A report released recently by the Federation of Indian Chambers of Commerce and Industry (FICCI) and Ernst and Young (EY) on Higher Education in India: Vision 2030, looks ahead at a time when India will be a leading global player in education. Why a vision and why 2030? Pramath Sinha, chair - task force on the vision document, and MD of 9.9 Media, said during the launch of the report that instead of focusing on the past and what was wrong with the system, it made sense to plan for the future.

“We should look ahead and be guided by where we want to be,” he said. By 2030, India was expected to be the most populous country, with 1461 million people to China’s 1391 million.

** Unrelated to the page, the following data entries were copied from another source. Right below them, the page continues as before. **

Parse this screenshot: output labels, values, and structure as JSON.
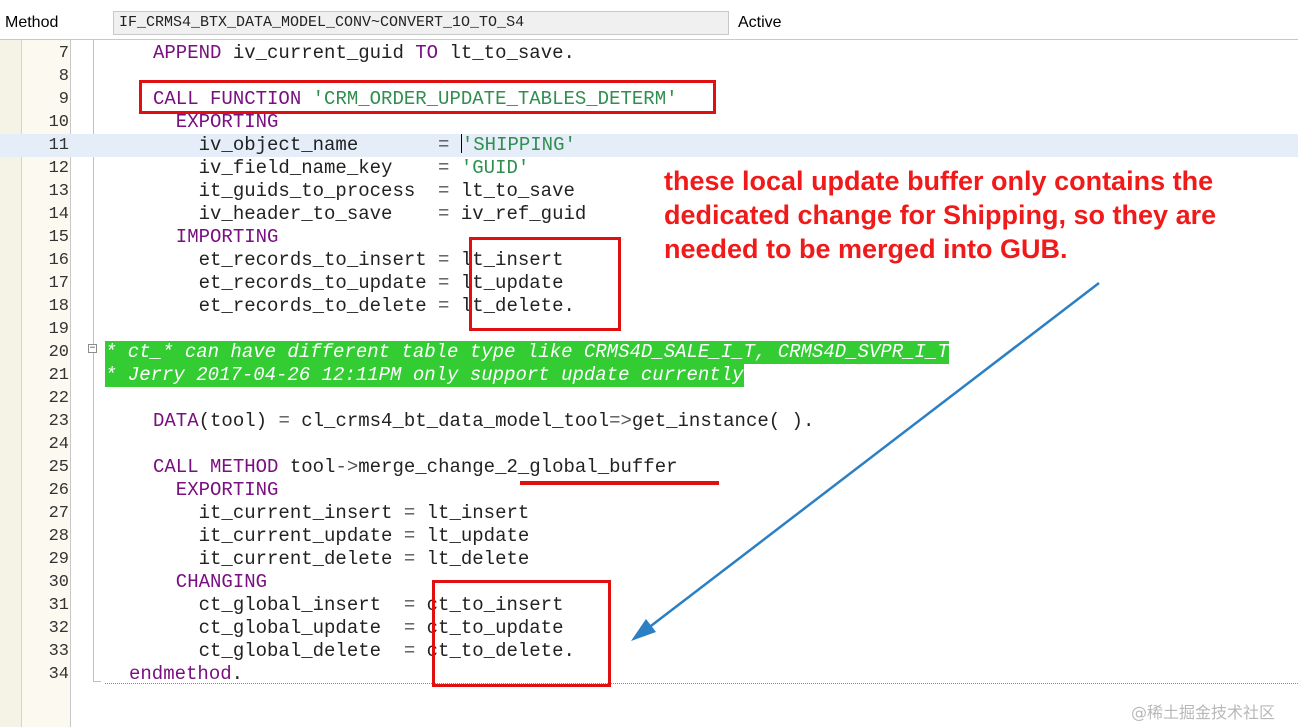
{
  "header": {
    "object_type_label": "Method",
    "method_name": "IF_CRMS4_BTX_DATA_MODEL_CONV~CONVERT_1O_TO_S4",
    "status": "Active"
  },
  "code_lines": [
    {
      "n": "7",
      "segs": [
        {
          "t": "APPEND",
          "c": "kw"
        },
        {
          "t": " iv_current_guid "
        },
        {
          "t": "TO",
          "c": "kw"
        },
        {
          "t": " lt_to_save."
        }
      ]
    },
    {
      "n": "8",
      "segs": []
    },
    {
      "n": "9",
      "segs": [
        {
          "t": "CALL FUNCTION",
          "c": "kw"
        },
        {
          "t": " "
        },
        {
          "t": "'CRM_ORDER_UPDATE_TABLES_DETERM'",
          "c": "str"
        }
      ]
    },
    {
      "n": "10",
      "segs": [
        {
          "t": "  EXPORTING",
          "c": "kw"
        }
      ]
    },
    {
      "n": "11",
      "segs": [
        {
          "t": "    iv_object_name       "
        },
        {
          "t": "=",
          "c": "op"
        },
        {
          "t": " "
        },
        {
          "t": "",
          "cursor": true
        },
        {
          "t": "'SHIPPING'",
          "c": "str"
        }
      ]
    },
    {
      "n": "12",
      "segs": [
        {
          "t": "    iv_field_name_key    "
        },
        {
          "t": "=",
          "c": "op"
        },
        {
          "t": " "
        },
        {
          "t": "'GUID'",
          "c": "str"
        }
      ]
    },
    {
      "n": "13",
      "segs": [
        {
          "t": "    it_guids_to_process  "
        },
        {
          "t": "=",
          "c": "op"
        },
        {
          "t": " lt_to_save"
        }
      ]
    },
    {
      "n": "14",
      "segs": [
        {
          "t": "    iv_header_to_save    "
        },
        {
          "t": "=",
          "c": "op"
        },
        {
          "t": " iv_ref_guid"
        }
      ]
    },
    {
      "n": "15",
      "segs": [
        {
          "t": "  IMPORTING",
          "c": "kw"
        }
      ]
    },
    {
      "n": "16",
      "segs": [
        {
          "t": "    et_records_to_insert "
        },
        {
          "t": "=",
          "c": "op"
        },
        {
          "t": " lt_insert"
        }
      ]
    },
    {
      "n": "17",
      "segs": [
        {
          "t": "    et_records_to_update "
        },
        {
          "t": "=",
          "c": "op"
        },
        {
          "t": " lt_update"
        }
      ]
    },
    {
      "n": "18",
      "segs": [
        {
          "t": "    et_records_to_delete "
        },
        {
          "t": "=",
          "c": "op"
        },
        {
          "t": " lt_delete."
        }
      ]
    },
    {
      "n": "19",
      "segs": []
    },
    {
      "n": "20",
      "comment": "* ct_* can have different table type like CRMS4D_SALE_I_T, CRMS4D_SVPR_I_T"
    },
    {
      "n": "21",
      "comment": "* Jerry 2017-04-26 12:11PM only support update currently"
    },
    {
      "n": "22",
      "segs": []
    },
    {
      "n": "23",
      "segs": [
        {
          "t": "DATA",
          "c": "kw"
        },
        {
          "t": "(tool) "
        },
        {
          "t": "=",
          "c": "op"
        },
        {
          "t": " cl_crms4_bt_data_model_tool"
        },
        {
          "t": "=>",
          "c": "op"
        },
        {
          "t": "get_instance( )."
        }
      ]
    },
    {
      "n": "24",
      "segs": []
    },
    {
      "n": "25",
      "segs": [
        {
          "t": "CALL METHOD",
          "c": "kw"
        },
        {
          "t": " tool"
        },
        {
          "t": "->",
          "c": "op"
        },
        {
          "t": "merge_change_2_global_buffer"
        }
      ]
    },
    {
      "n": "26",
      "segs": [
        {
          "t": "  EXPORTING",
          "c": "kw"
        }
      ]
    },
    {
      "n": "27",
      "segs": [
        {
          "t": "    it_current_insert "
        },
        {
          "t": "=",
          "c": "op"
        },
        {
          "t": " lt_insert"
        }
      ]
    },
    {
      "n": "28",
      "segs": [
        {
          "t": "    it_current_update "
        },
        {
          "t": "=",
          "c": "op"
        },
        {
          "t": " lt_update"
        }
      ]
    },
    {
      "n": "29",
      "segs": [
        {
          "t": "    it_current_delete "
        },
        {
          "t": "=",
          "c": "op"
        },
        {
          "t": " lt_delete"
        }
      ]
    },
    {
      "n": "30",
      "segs": [
        {
          "t": "  CHANGING",
          "c": "kw"
        }
      ]
    },
    {
      "n": "31",
      "segs": [
        {
          "t": "    ct_global_insert  "
        },
        {
          "t": "=",
          "c": "op"
        },
        {
          "t": " ct_to_insert"
        }
      ]
    },
    {
      "n": "32",
      "segs": [
        {
          "t": "    ct_global_update  "
        },
        {
          "t": "=",
          "c": "op"
        },
        {
          "t": " ct_to_update"
        }
      ]
    },
    {
      "n": "33",
      "segs": [
        {
          "t": "    ct_global_delete  "
        },
        {
          "t": "=",
          "c": "op"
        },
        {
          "t": " ct_to_delete."
        }
      ]
    },
    {
      "n": "34",
      "segs": [
        {
          "t": "endmethod",
          "c": "kw"
        },
        {
          "t": "."
        }
      ]
    }
  ],
  "annotation": {
    "text": "these local update buffer only contains the dedicated change for Shipping, so they are needed to be merged into GUB.",
    "color": "#f01a1a"
  },
  "watermark": "@稀土掘金技术社区",
  "colors": {
    "keyword": "#7a0f82",
    "string": "#2f8f4f",
    "comment_bg": "#33cc33",
    "highlight": "#e01010",
    "arrow": "#2b7fc4"
  }
}
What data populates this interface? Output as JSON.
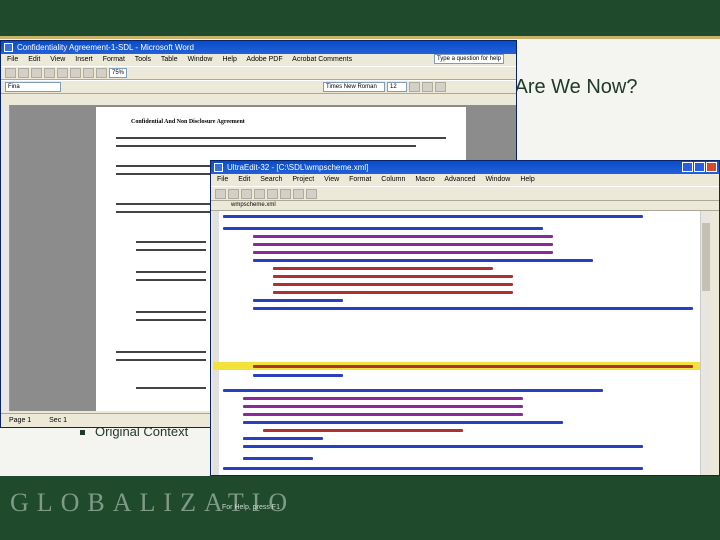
{
  "slide": {
    "title": "here Are We Now?",
    "bullet": "Original Context",
    "brand": "GLOBALIZATIO"
  },
  "word": {
    "title": "Confidentiality Agreement-1-SDL - Microsoft Word",
    "menu": [
      "File",
      "Edit",
      "View",
      "Insert",
      "Format",
      "Tools",
      "Table",
      "Window",
      "Help",
      "Adobe PDF",
      "Acrobat Comments"
    ],
    "style_combo": "Fina",
    "font_combo": "Times New Roman",
    "size_combo": "12",
    "zoom": "75%",
    "help_placeholder": "Type a question for help",
    "doc_heading": "Confidential And Non Disclosure Agreement",
    "status": {
      "page": "Page 1",
      "sec": "Sec 1"
    }
  },
  "xml": {
    "title": "UltraEdit-32 - [C:\\SDL\\wmpscheme.xml]",
    "menu": [
      "File",
      "Edit",
      "Search",
      "Project",
      "View",
      "Format",
      "Column",
      "Macro",
      "Advanced",
      "Window",
      "Help"
    ],
    "tab": "wmpscheme.xml",
    "status": "For Help, press F1"
  },
  "colors": {
    "slide_band": "#1f4a2c",
    "accent": "#c8b26a",
    "highlight": "#f4e23c"
  }
}
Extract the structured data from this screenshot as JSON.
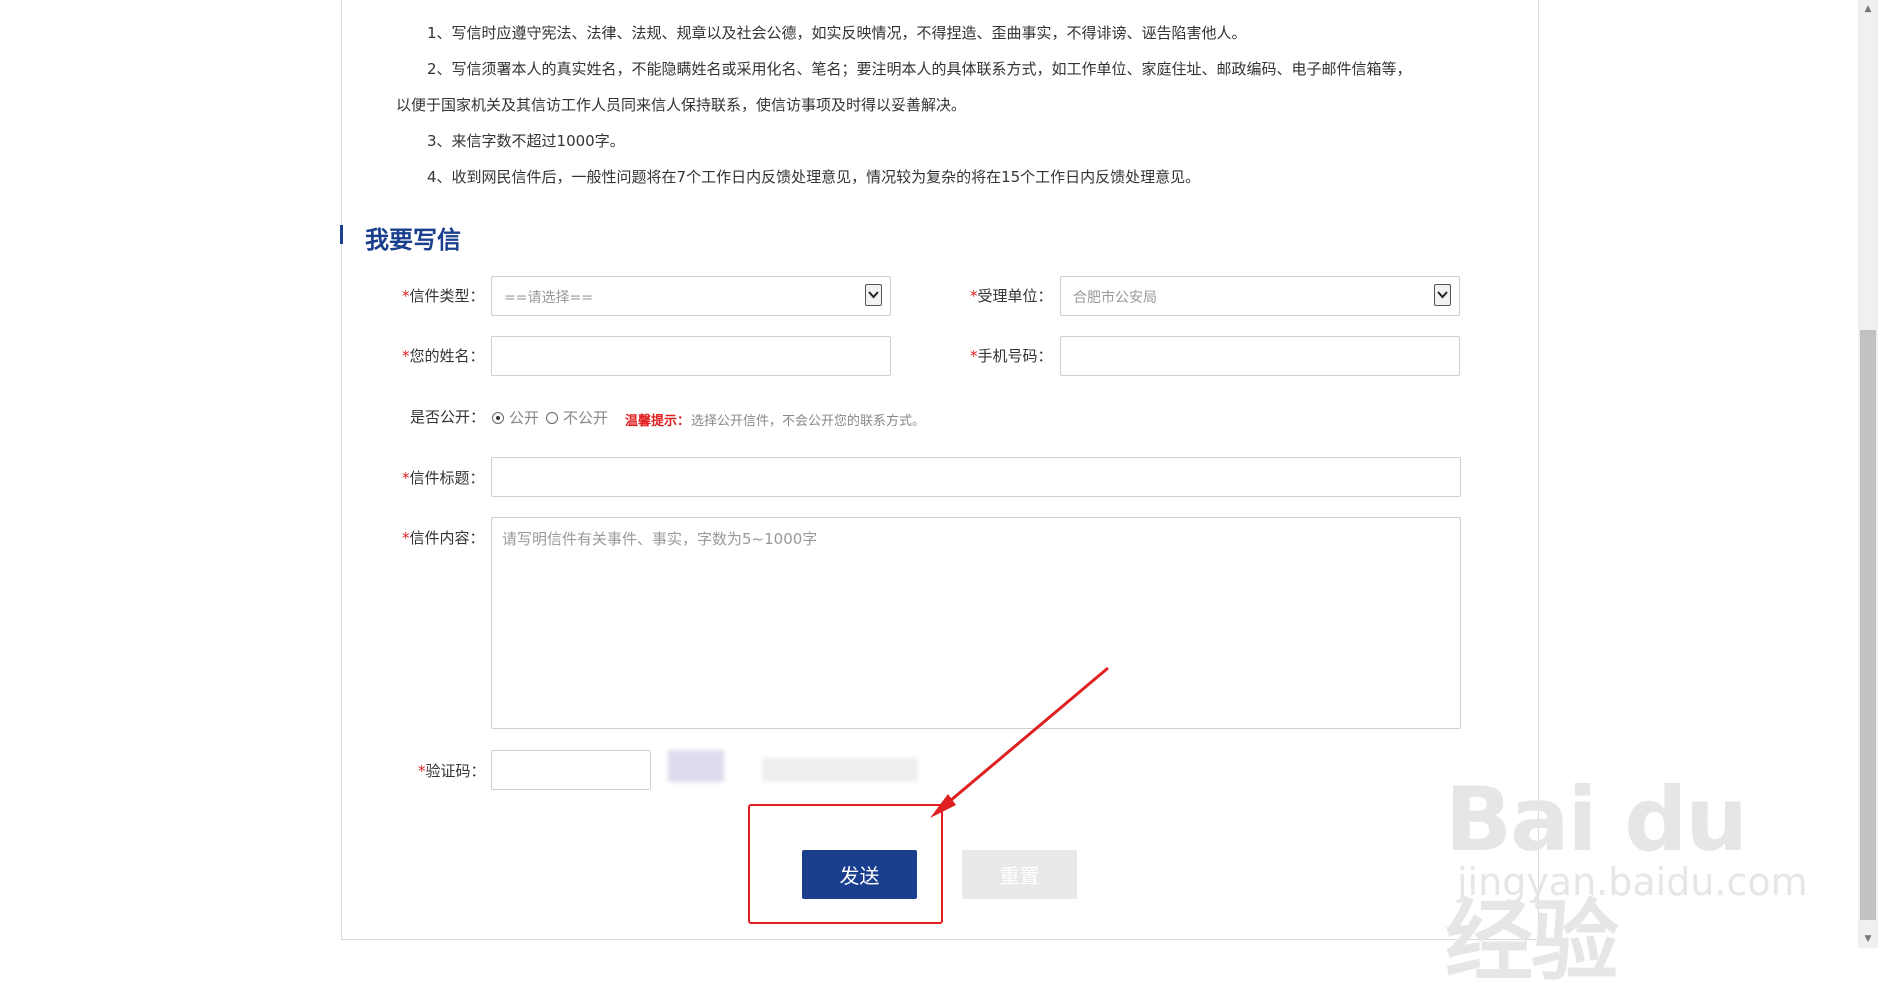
{
  "notice": {
    "items": [
      "1、写信时应遵守宪法、法律、法规、规章以及社会公德，如实反映情况，不得捏造、歪曲事实，不得诽谤、诬告陷害他人。",
      "2、写信须署本人的真实姓名，不能隐瞒姓名或采用化名、笔名；要注明本人的具体联系方式，如工作单位、家庭住址、邮政编码、电子邮件信箱等，",
      "以便于国家机关及其信访工作人员同来信人保持联系，使信访事项及时得以妥善解决。",
      "3、来信字数不超过1000字。",
      "4、收到网民信件后，一般性问题将在7个工作日内反馈处理意见，情况较为复杂的将在15个工作日内反馈处理意见。"
    ]
  },
  "section": {
    "title": "我要写信"
  },
  "form": {
    "required_mark": "*",
    "letter_type": {
      "label": "信件类型：",
      "value": "==请选择=="
    },
    "unit": {
      "label": "受理单位：",
      "value": "合肥市公安局"
    },
    "name": {
      "label": "您的姓名：",
      "value": ""
    },
    "phone": {
      "label": "手机号码：",
      "value": ""
    },
    "public": {
      "label": "是否公开：",
      "option_yes": "公开",
      "option_no": "不公开",
      "selected": "公开",
      "tip_title": "温馨提示：",
      "tip_text": "选择公开信件，不会公开您的联系方式。"
    },
    "subject": {
      "label": "信件标题：",
      "value": ""
    },
    "content": {
      "label": "信件内容：",
      "placeholder": "请写明信件有关事件、事实，字数为5~1000字"
    },
    "captcha": {
      "label": "验证码：",
      "value": ""
    }
  },
  "buttons": {
    "send": "发送",
    "reset": "重置"
  },
  "watermark": {
    "main": "Bai du 经验",
    "sub": "jingyan.baidu.com"
  },
  "colors": {
    "accent": "#1b3f8f",
    "required": "#e02020",
    "annotation": "#e02020"
  }
}
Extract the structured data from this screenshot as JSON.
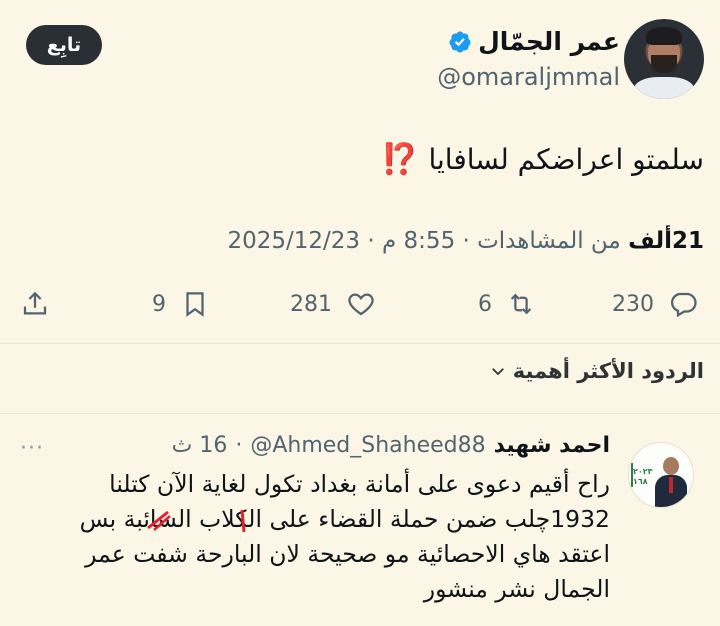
{
  "author": {
    "display_name": "عمر الجمّال",
    "handle": "@omaraljmmal",
    "follow_label": "تابِع",
    "verified_color": "#1d9bf0"
  },
  "tweet": {
    "text": "سلمتو اعراضكم لسافايا",
    "emoji": "⁉️",
    "date": "2025/12/23",
    "separator": "·",
    "time": "8:55 م",
    "views_value": "21ألف",
    "views_label": "من المشاهدات"
  },
  "actions": {
    "replies": "230",
    "reposts": "6",
    "likes": "281",
    "bookmarks": "9"
  },
  "replies_sort": {
    "label": "الردود الأكثر أهمية"
  },
  "reply": {
    "name": "احمد شهيد",
    "handle": "@Ahmed_Shaheed88",
    "separator": "·",
    "time": "16 ث",
    "lines": [
      "راح أقيم دعوى على  أمانة بغداد تكول لغاية الآن كتلنا",
      "1932چلب ضمن حملة القضاء على الكلاب السائبة  بس",
      "اعتقد هاي الاحصائية مو صحيحة لان البارحة شفت عمر",
      "الجمال نشر منشور"
    ],
    "more": "···"
  },
  "colors": {
    "background": "#fbf6e6",
    "text": "#0f1419",
    "muted": "#536471",
    "accent_red": "#e1232f"
  }
}
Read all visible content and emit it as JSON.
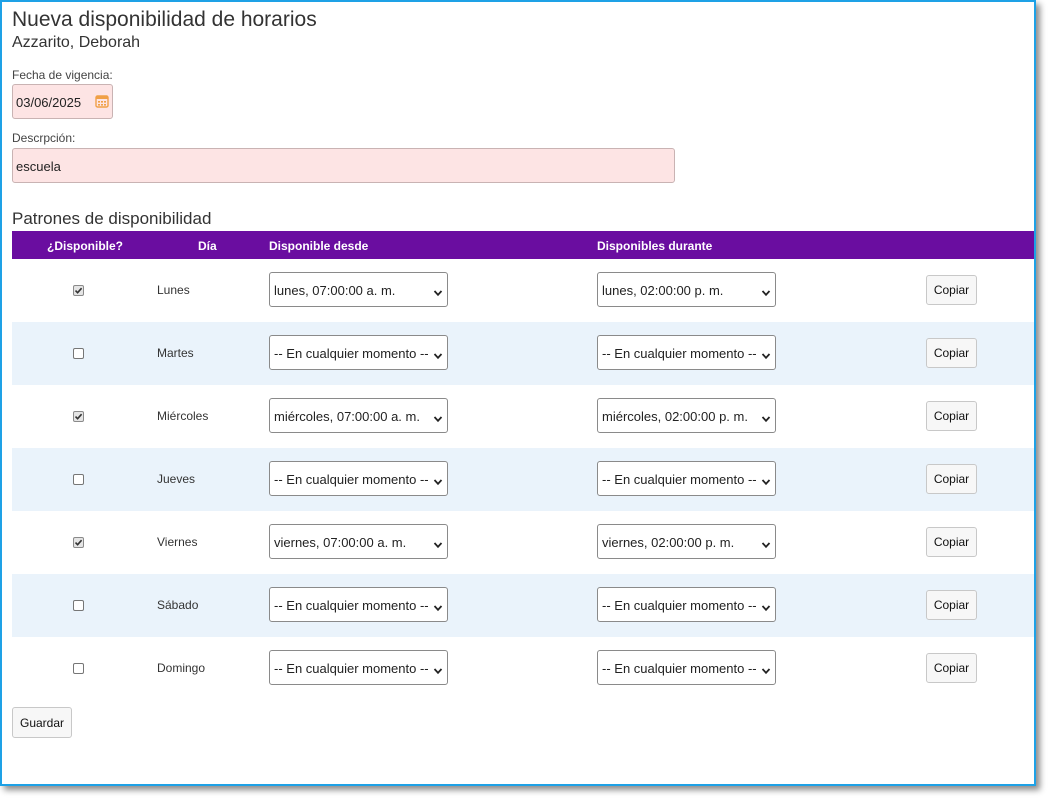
{
  "header": {
    "title": "Nueva disponibilidad de horarios",
    "employee": "Azzarito, Deborah"
  },
  "form": {
    "effective_date_label": "Fecha de vigencia:",
    "effective_date_value": "03/06/2025",
    "description_label": "Descrpción:",
    "description_value": "escuela"
  },
  "section_title": "Patrones de disponibilidad",
  "table": {
    "headers": {
      "available": "¿Disponible?",
      "day": "Día",
      "from": "Disponible desde",
      "during": "Disponibles durante"
    },
    "rows": [
      {
        "day": "Lunes",
        "checked": true,
        "from": "lunes, 07:00:00 a. m.",
        "during": "lunes, 02:00:00 p. m.",
        "copy": "Copiar"
      },
      {
        "day": "Martes",
        "checked": false,
        "from": "-- En cualquier momento --",
        "during": "-- En cualquier momento --",
        "copy": "Copiar"
      },
      {
        "day": "Miércoles",
        "checked": true,
        "from": "miércoles, 07:00:00 a. m.",
        "during": "miércoles, 02:00:00 p. m.",
        "copy": "Copiar"
      },
      {
        "day": "Jueves",
        "checked": false,
        "from": "-- En cualquier momento --",
        "during": "-- En cualquier momento --",
        "copy": "Copiar"
      },
      {
        "day": "Viernes",
        "checked": true,
        "from": "viernes, 07:00:00 a. m.",
        "during": "viernes, 02:00:00 p. m.",
        "copy": "Copiar"
      },
      {
        "day": "Sábado",
        "checked": false,
        "from": "-- En cualquier momento --",
        "during": "-- En cualquier momento --",
        "copy": "Copiar"
      },
      {
        "day": "Domingo",
        "checked": false,
        "from": "-- En cualquier momento --",
        "during": "-- En cualquier momento --",
        "copy": "Copiar"
      }
    ]
  },
  "actions": {
    "save_label": "Guardar"
  },
  "colors": {
    "header_bar": "#6a0da0",
    "alt_row": "#eaf3fb",
    "required_field": "#fde4e4",
    "frame_border": "#1ea1e6",
    "calendar_icon": "#f0a046"
  }
}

‘Indian UNIVS must figure among top 200’

The Higher Education in India: Vision 2030 released recently says that despite the massive higher education system with over 30 million students enrolled across 45,000 institutions, India’s gross enrolment ratio (GER) lagged behind that of developed countries such as the US, Switzerland, Japan and the UK and developing countries such as China, Brazil, Malaysia and the Philippines.

According to Amitabh Jhingan, partner and national leader – education practice, EY, “In order to realise the goals we envision for 2030, adopting a transformative and innovative approach is critical across all the levers of higher education: from curricula and pedagogy to the use of technology to partnerships, governance and funding. Making rapid progress over the next two decades would require a committed and concerted effort from all stakeholders involved ie academia, industry, and
government.”

A lot needs to be done, despite the government’s increased spends on higher education by 37% from `195.1 billion in 2011 to `267.5 billion in 2013-14. For realising the vision, it was important to adopt a learner-centered paradigm of education, introducing multi-disciplinary, industry-oriented, entrepreneurship, and skill-based courses, and adopting new pedagogical techniques such as blended learning, flipped classroom and experiential learning. Incentivising and facilitating faculty development and exchange programmes; attracting and incentivising best-in-class faculty to conduct research would also help.